Interval Estimation; Hypothesis Testing

UNIT TWO

Sampling; Sampling Distributions;

Why Sample?

Recall that inferential statistics as a body of knowledge refers to approaches for drawing conclusions about populations based on samples drawn from those populations. Let’s say you desire to gain information about a population. If you can access the entire population fairly quickly and cheaply, and without undue harm, then you would likely opt to examine the population in its entirety and forego sampling. For many populations, however, one would draw a sample from the population for some combination of the following reasons:

(1)save time

(2)save money

(3)limit the destruction of entities in those situations where to measure the variable of interest, you must destroy the entity being measured (sometimes referred to as destructive sampling)

(4)if the population comprises observations arising from a process (e.g., the widths of semiconductor chips made using a particular process), the process can operate indefinitely thereby yielding an unending (infinite) population of observations

(5)theory exists which enables us to draw conclusions--in which we can have reasonably high confidence--about populations from samples

Types of Probability Samples

A probability sample is a sample of units drawn from a population in such a way--invariably involving random selection--that one can draw (based on the sample) a statistically sound conclusion about the population. Conclusions about populations based on non-probability samples (e.g., samples of convenience or samples involving self-selection) are suspect. Several methods for obtaining probability samples are described below.

Simple Random Sampling: A simple random sample of size n drawn from a finite population is a sample of n units drawn in such a way that every sample of that same size has the same chance of being selected. To draw a simple random sample from a finite population, you must be able to assign each unit in the population a unique number (with the same number of digits as the numbers assigned to the other units). A table of random digits is used to determine which units are to be included in the sample. A simple random sample can be drawn with replacement (where each time you select a unit to go in the sample, you "replace" the unit in the population, thus giving it a chance to be picked again) or without replacement (where each time you select a unit to go in the sample, you "don't replace" the unit in the population, thus don't give it a chance to be picked again).

Stratified Sampling: In stratified sampling, the population is divided into non-overlapping subpopulations called strata which together comprise the entire population. Then a sample is drawn from each stratum. If a simple random sample is drawn from each stratum, one has a stratified random sample. Stratified random sampling is more precise (i.e., leads to less variable results from sample to sample for any given sample size) than simple random sampling when the units within each stratum are more homogeneous (similar to one another with respect to the variable of interest) than the population as a whole. Stratified sampling permits you to gather information about the individual subpopulations as well as the entire population. Example of stratified sampling: to estimate the mean cash holdings of financial institutions in Georgia as of September 1, you randomly sample some small, some mediumsized, and some large financial institutions in Georgia.
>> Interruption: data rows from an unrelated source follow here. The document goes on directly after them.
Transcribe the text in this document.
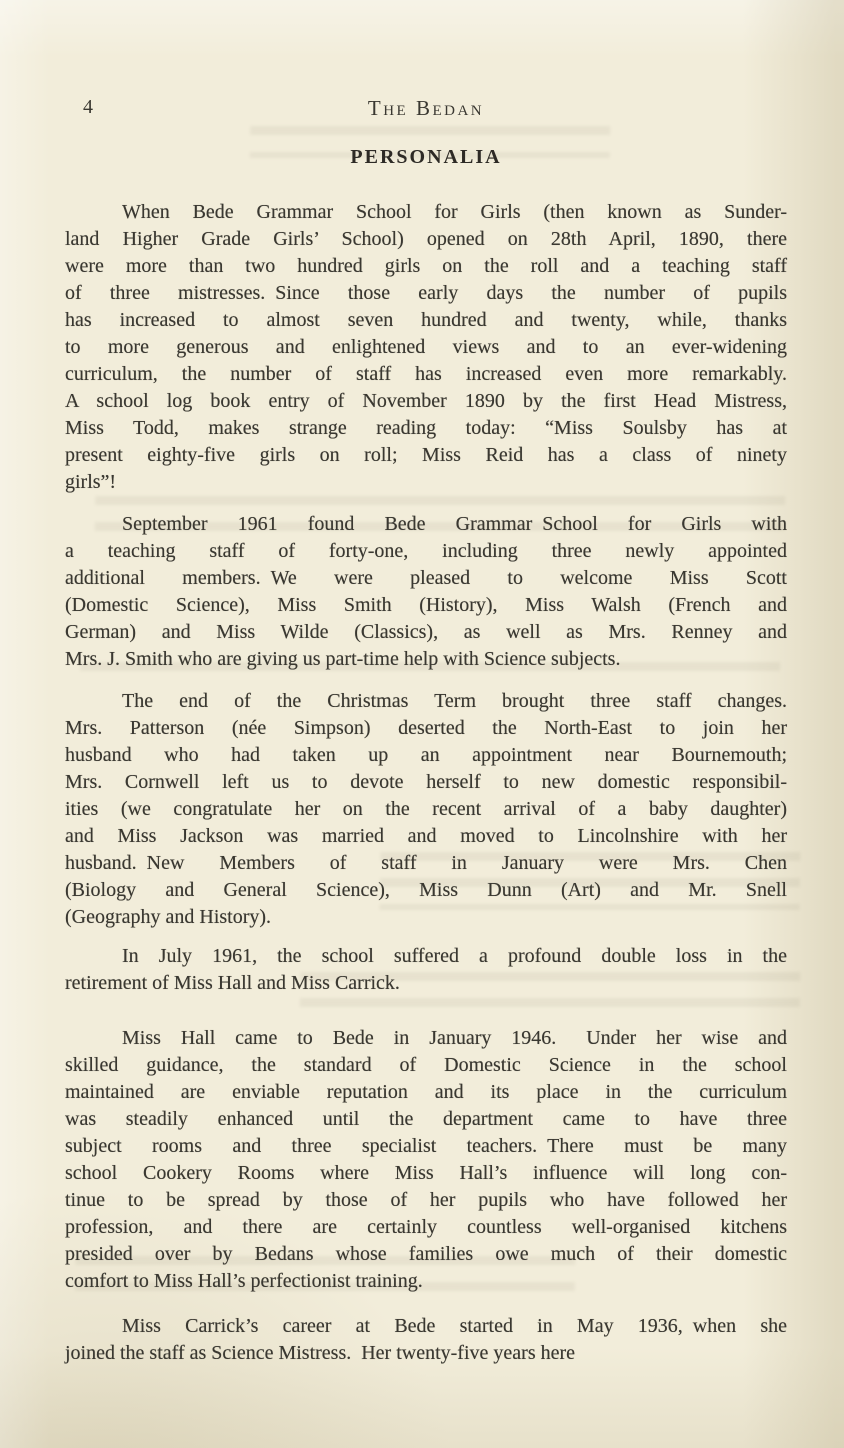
4	The Bedan
PERSONALIA
When Bede Grammar School for Girls (then known as Sunder-
land Higher Grade Girls’ School) opened on 28th April, 1890, there
were more than two hundred girls on the roll and a teaching staff
of three mistresses. Since those early days the number of pupils
has increased to almost seven hundred and twenty, while, thanks
to more generous and enlightened views and to an ever-widening
curriculum, the number of staff has increased even more remarkably.
A school log book entry of November 1890 by the first Head Mistress,
Miss Todd, makes strange reading today: “Miss Soulsby has at
present eighty-five girls on roll; Miss Reid has a class of ninety
girls”!
September 1961 found Bede Grammar School for Girls with
a teaching staff of forty-one, including three newly appointed
additional members. We were pleased to welcome Miss Scott
(Domestic Science), Miss Smith (History), Miss Walsh (French and
German) and Miss Wilde (Classics), as well as Mrs. Renney and
Mrs. J. Smith who are giving us part-time help with Science subjects.
The end of the Christmas Term brought three staff changes.
Mrs. Patterson (née Simpson) deserted the North-East to join her
husband who had taken up an appointment near Bournemouth;
Mrs. Cornwell left us to devote herself to new domestic responsibil-
ities (we congratulate her on the recent arrival of a baby daughter)
and Miss Jackson was married and moved to Lincolnshire with her
husband. New Members of staff in January were Mrs. Chen
(Biology and General Science), Miss Dunn (Art) and Mr. Snell
(Geography and History).
In July 1961, the school suffered a profound double loss in the
retirement of Miss Hall and Miss Carrick.
Miss Hall came to Bede in January 1946.  Under her wise and
skilled guidance, the standard of Domestic Science in the school
maintained are enviable reputation and its place in the curriculum
was steadily enhanced until the department came to have three
subject rooms and three specialist teachers. There must be many
school Cookery Rooms where Miss Hall’s influence will long con-
tinue to be spread by those of her pupils who have followed her
profession, and there are certainly countless well-organised kitchens
presided over by Bedans whose families owe much of their domestic
comfort to Miss Hall’s perfectionist training.
Miss Carrick’s career at Bede started in May 1936, when she
joined the staff as Science Mistress. Her twenty-five years here
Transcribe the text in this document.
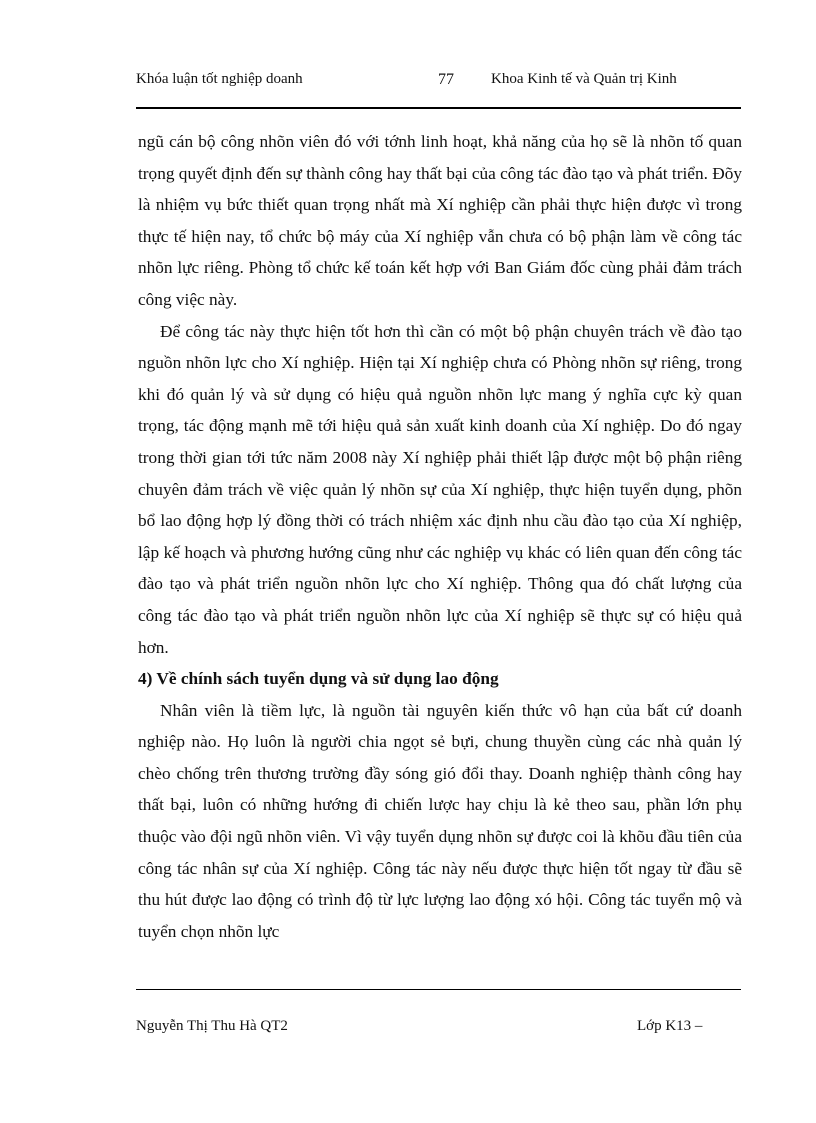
Khóa luận tốt nghiệp doanh	77 Khoa Kinh tế và Quản trị Kinh

ngũ cán bộ công nhõn viên đó với tớnh linh hoạt, khả năng của họ sẽ là nhõn tố quan trọng quyết định đến sự thành công hay thất bại của công tác đào tạo và phát triển. Đõy là nhiệm vụ bức thiết quan trọng nhất mà Xí nghiệp cần phải thực hiện được vì trong thực tế hiện nay, tổ chức bộ máy của Xí nghiệp vẫn chưa có bộ phận làm về công tác nhõn lực riêng. Phòng tổ chức kế toán kết hợp với Ban Giám đốc cùng phải đảm trách công việc này.

Để công tác này thực hiện tốt hơn thì cần có một bộ phận chuyên trách về đào tạo nguồn nhõn lực cho Xí nghiệp. Hiện tại Xí nghiệp chưa có Phòng nhõn sự riêng, trong khi đó quản lý và sử dụng có hiệu quả nguồn nhõn lực mang ý nghĩa cực kỳ quan trọng, tác động mạnh mẽ tới hiệu quả sản xuất kinh doanh của Xí nghiệp. Do đó ngay trong thời gian tới tức năm 2008 này Xí nghiệp phải thiết lập được một bộ phận riêng chuyên đảm trách về việc quản lý nhõn sự của Xí nghiệp, thực hiện tuyển dụng, phõn bổ lao động hợp lý đồng thời có trách nhiệm xác định nhu cầu đào tạo của Xí nghiệp, lập kế hoạch và phương hướng cũng như các nghiệp vụ khác có liên quan đến công tác đào tạo và phát triển nguồn nhõn lực cho Xí nghiệp. Thông qua đó chất lượng của công tác đào tạo và phát triển nguồn nhõn lực của Xí nghiệp sẽ thực sự có hiệu quả hơn.

4) Về chính sách tuyển dụng và sử dụng lao động

Nhân viên là tiềm lực, là nguồn tài nguyên kiến thức vô hạn của bất cứ doanh nghiệp nào. Họ luôn là người chia ngọt sẻ bựi, chung thuyền cùng các nhà quản lý chèo chống trên thương trường đầy sóng gió đổi thay. Doanh nghiệp thành công hay thất bại, luôn có những hướng đi chiến lược hay chịu là kẻ theo sau, phần lớn phụ thuộc vào đội ngũ nhõn viên. Vì vậy tuyển dụng nhõn sự được coi là khõu đầu tiên của công tác nhân sự của Xí nghiệp. Công tác này nếu được thực hiện tốt ngay từ đầu sẽ thu hút được lao động có trình độ từ lực lượng lao động xó hội. Công tác tuyển mộ và tuyển chọn nhõn lực

Nguyễn Thị Thu Hà QT2	Lớp K13 –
Cluster Sampling (singlestage). In cluster sampling, the population is divided into non-overlapping subpopulations called clusters which together comprise the entire population. Then a simple random sample of clusters is selected, and each unit in each selected cluster is examined. Cluster sampling is appropriate when each cluster is deemed to be as heterogeneous (varied with respect to the variable of interest) as the population as a whole. Often, populations naturally exist in clusters (e.g., people clustered in neighborhoods, products clustered on shelves), allowing one to increase the sample size at considerably less cost than with simple random sampling. Example of single-stage cluster sampling: in a marketing research study to estimate the proportion of adults who feel a new cereal is highly nutritious and the proportion who feel the new cereal has an excellent taste, a cereal manufacturer distributes through the post office small boxes of the new cereal to all the homes in randomly selected zip codes within a metropolitan area. (Self-addressed, stamped post cards are distributed with the cereal to capture reactions to the cereal.)

Systematic Sampling. To draw a systematic sample, you must be able to number the units in the population sequentially. To select a systematic sample, a unit is selected at random from the first k units, and then every kth unit thereafter is selected. (A systematic sample is equivalent to cluster sampling with 1 cluster being randomly selected.) Example of systematic sampling: to estimate the mean level of customer satisfaction with the service rendered, the manager of a car dealership--after randomly selecting the number 4 out of the counting numbers 1 through 10--interviews the 4th, 14th, 24th, 34th, etc. customers entering the dealership over a period of one week.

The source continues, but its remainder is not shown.